Bei einer Fernhochschule ist das in der Regel ein wenig anders, doch auch hier wählen viele nach dem Standort der Präsenzzentren. Das um so mehr, weil viele Studierende berufstätig sind und in der Regel an einen bestimmten Standort gebunden. Das hat auch die Internationale Hochschule Bad Honnef/Bonn (IUBH) begriffen und dreht den Spieß nun um:

Fernstudierende dürfen Lieblingsstandorte einreichen

Sie ruft ihre Fernstudenten und alle Fernstudieninteressenten dazu auf, Städte für neue Studienzentren in Deutschland, Österreich und der Schweiz vorzuschlagen. Die IUBH hat bislang ein Netz von bislang 22 Studienzentren im deutschsprachigen Raum, das 2013 ausgebaut werden soll

Geeignete Studienstandorte sollten allerdings einige wenige Kriterien erfüllen: Eine Standort sollte nicht zu nah an den bestehenden Zentren liegen und mindestens 150.000 Einwohner haben und/oder ein Zentrum für die umliegende Region darstellen.
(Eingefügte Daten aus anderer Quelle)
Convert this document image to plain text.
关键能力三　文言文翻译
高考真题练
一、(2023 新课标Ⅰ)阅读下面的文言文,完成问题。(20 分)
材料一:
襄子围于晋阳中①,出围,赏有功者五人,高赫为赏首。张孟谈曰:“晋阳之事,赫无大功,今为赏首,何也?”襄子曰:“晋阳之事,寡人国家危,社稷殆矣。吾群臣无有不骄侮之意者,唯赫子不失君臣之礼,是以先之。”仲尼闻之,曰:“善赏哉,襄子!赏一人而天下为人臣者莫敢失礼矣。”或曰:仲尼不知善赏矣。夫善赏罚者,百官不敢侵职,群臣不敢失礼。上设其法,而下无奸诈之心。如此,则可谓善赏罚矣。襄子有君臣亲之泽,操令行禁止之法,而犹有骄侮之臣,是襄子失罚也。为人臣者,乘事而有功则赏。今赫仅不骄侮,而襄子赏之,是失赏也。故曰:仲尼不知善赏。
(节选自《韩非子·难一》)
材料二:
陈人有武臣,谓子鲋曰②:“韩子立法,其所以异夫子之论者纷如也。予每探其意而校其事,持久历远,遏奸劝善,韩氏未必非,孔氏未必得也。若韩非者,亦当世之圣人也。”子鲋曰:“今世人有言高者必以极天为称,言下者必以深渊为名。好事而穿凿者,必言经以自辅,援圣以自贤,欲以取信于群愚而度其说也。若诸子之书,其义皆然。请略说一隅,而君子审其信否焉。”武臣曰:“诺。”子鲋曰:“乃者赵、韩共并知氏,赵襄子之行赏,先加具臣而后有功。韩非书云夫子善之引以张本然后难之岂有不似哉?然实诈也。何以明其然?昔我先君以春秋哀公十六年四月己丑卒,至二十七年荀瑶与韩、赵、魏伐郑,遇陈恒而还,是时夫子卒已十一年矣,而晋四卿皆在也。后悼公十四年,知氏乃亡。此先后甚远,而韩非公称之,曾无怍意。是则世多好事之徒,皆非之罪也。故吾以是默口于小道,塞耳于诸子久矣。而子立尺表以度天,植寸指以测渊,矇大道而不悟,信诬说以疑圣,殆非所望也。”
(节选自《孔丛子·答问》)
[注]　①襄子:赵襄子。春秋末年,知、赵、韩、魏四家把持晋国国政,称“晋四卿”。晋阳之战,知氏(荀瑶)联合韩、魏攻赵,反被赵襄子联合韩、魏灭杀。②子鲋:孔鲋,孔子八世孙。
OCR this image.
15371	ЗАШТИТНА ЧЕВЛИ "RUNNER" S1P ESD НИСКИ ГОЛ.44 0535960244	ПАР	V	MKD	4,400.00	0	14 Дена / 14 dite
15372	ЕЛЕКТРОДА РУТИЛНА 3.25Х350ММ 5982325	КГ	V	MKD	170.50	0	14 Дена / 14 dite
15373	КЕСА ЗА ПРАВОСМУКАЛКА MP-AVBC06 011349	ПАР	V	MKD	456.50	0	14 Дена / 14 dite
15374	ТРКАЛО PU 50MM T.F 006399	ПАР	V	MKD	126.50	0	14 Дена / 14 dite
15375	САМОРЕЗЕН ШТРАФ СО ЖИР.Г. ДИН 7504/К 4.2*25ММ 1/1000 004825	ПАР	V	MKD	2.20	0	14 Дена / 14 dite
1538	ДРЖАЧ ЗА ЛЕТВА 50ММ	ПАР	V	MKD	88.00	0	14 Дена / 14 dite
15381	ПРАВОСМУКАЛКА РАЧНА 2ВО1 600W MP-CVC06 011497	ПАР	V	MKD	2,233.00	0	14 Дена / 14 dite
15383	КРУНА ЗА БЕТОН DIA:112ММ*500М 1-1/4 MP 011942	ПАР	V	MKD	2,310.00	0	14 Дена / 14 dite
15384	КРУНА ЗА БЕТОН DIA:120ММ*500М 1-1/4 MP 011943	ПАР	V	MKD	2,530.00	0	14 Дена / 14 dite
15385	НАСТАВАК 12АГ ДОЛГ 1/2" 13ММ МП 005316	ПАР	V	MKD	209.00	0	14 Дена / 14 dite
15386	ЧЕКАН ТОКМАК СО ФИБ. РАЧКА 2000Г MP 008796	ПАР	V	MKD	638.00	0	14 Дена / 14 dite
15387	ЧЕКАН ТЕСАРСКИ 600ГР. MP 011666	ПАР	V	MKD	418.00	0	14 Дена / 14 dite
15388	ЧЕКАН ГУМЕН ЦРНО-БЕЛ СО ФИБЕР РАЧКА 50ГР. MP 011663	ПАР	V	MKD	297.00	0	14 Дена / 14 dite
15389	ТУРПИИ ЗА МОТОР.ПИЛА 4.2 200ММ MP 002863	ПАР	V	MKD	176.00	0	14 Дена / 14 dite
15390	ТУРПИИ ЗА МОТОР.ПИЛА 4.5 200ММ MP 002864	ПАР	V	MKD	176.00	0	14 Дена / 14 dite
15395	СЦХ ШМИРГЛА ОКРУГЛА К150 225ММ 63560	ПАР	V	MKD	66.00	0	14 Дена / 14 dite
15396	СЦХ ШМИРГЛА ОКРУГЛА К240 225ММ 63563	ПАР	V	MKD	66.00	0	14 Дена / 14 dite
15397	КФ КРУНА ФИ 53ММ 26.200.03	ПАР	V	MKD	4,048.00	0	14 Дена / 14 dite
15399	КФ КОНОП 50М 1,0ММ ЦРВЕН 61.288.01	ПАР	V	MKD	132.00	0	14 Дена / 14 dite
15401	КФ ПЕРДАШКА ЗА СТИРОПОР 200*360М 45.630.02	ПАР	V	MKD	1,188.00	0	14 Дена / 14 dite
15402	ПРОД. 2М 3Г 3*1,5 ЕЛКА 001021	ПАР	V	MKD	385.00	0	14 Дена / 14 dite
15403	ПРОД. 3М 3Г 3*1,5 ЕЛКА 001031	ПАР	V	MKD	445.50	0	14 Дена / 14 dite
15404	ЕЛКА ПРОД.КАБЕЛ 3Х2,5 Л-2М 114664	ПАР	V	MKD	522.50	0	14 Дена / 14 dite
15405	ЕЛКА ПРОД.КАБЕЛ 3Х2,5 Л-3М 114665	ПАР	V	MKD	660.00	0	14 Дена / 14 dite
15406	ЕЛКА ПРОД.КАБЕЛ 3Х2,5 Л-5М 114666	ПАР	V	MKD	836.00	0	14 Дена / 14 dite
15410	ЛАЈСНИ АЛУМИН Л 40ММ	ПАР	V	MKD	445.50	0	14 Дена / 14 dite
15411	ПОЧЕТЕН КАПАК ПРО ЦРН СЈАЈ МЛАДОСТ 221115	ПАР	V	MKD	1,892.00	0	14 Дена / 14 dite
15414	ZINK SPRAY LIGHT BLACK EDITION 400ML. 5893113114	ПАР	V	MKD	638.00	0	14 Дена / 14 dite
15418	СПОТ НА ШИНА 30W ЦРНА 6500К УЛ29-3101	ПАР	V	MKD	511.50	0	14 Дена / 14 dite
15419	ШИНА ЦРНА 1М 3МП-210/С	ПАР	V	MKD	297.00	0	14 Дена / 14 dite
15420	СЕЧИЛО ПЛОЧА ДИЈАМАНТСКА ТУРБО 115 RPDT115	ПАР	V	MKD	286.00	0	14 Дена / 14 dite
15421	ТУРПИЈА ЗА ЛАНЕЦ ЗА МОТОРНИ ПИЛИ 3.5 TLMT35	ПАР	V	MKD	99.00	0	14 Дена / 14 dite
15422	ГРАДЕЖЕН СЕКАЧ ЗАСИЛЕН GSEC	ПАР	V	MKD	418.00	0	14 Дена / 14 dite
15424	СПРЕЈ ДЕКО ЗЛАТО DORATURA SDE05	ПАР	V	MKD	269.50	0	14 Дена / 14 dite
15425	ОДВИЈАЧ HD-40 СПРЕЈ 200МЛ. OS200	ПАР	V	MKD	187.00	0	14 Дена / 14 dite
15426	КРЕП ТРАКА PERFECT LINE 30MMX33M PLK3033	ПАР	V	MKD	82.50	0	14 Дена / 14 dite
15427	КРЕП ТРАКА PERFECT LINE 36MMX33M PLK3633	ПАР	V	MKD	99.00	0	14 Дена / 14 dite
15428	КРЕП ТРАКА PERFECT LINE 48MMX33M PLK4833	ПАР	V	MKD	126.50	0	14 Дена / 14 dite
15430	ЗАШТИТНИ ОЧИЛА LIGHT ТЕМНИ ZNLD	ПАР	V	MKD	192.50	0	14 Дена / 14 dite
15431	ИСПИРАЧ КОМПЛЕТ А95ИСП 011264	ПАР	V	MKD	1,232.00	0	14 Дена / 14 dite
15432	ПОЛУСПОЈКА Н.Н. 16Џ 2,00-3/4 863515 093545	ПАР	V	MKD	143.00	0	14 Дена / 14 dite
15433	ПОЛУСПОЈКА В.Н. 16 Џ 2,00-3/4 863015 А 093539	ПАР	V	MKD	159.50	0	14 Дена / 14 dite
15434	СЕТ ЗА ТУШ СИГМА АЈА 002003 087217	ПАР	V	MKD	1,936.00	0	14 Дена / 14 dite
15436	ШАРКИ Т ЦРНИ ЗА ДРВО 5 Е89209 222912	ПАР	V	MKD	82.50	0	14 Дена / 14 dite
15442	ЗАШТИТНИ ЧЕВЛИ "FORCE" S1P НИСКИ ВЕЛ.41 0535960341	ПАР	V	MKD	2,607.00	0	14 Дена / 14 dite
Vorschläge einreichen, aber nicht mitentscheiden

Vorschläge nimmt die IUBH, ganz modern scheinend, auf Facebook  oder – für die Facebook-Gegner – in ihrem Forum entgegen und wird diese bei der Planung berücksichtigen. Klingt ja alles sehr Social-Media-Like.

Schade ist allerdings, dass die Studierenden und zukünftigen Kunden zwar Ideen einreichen, dann aber nicht bei der Umsetzung mitentscheiden dürfen. Soviel Kundendemokratie war den Verantwortlichen dann wohl doch zu “gefährlich”.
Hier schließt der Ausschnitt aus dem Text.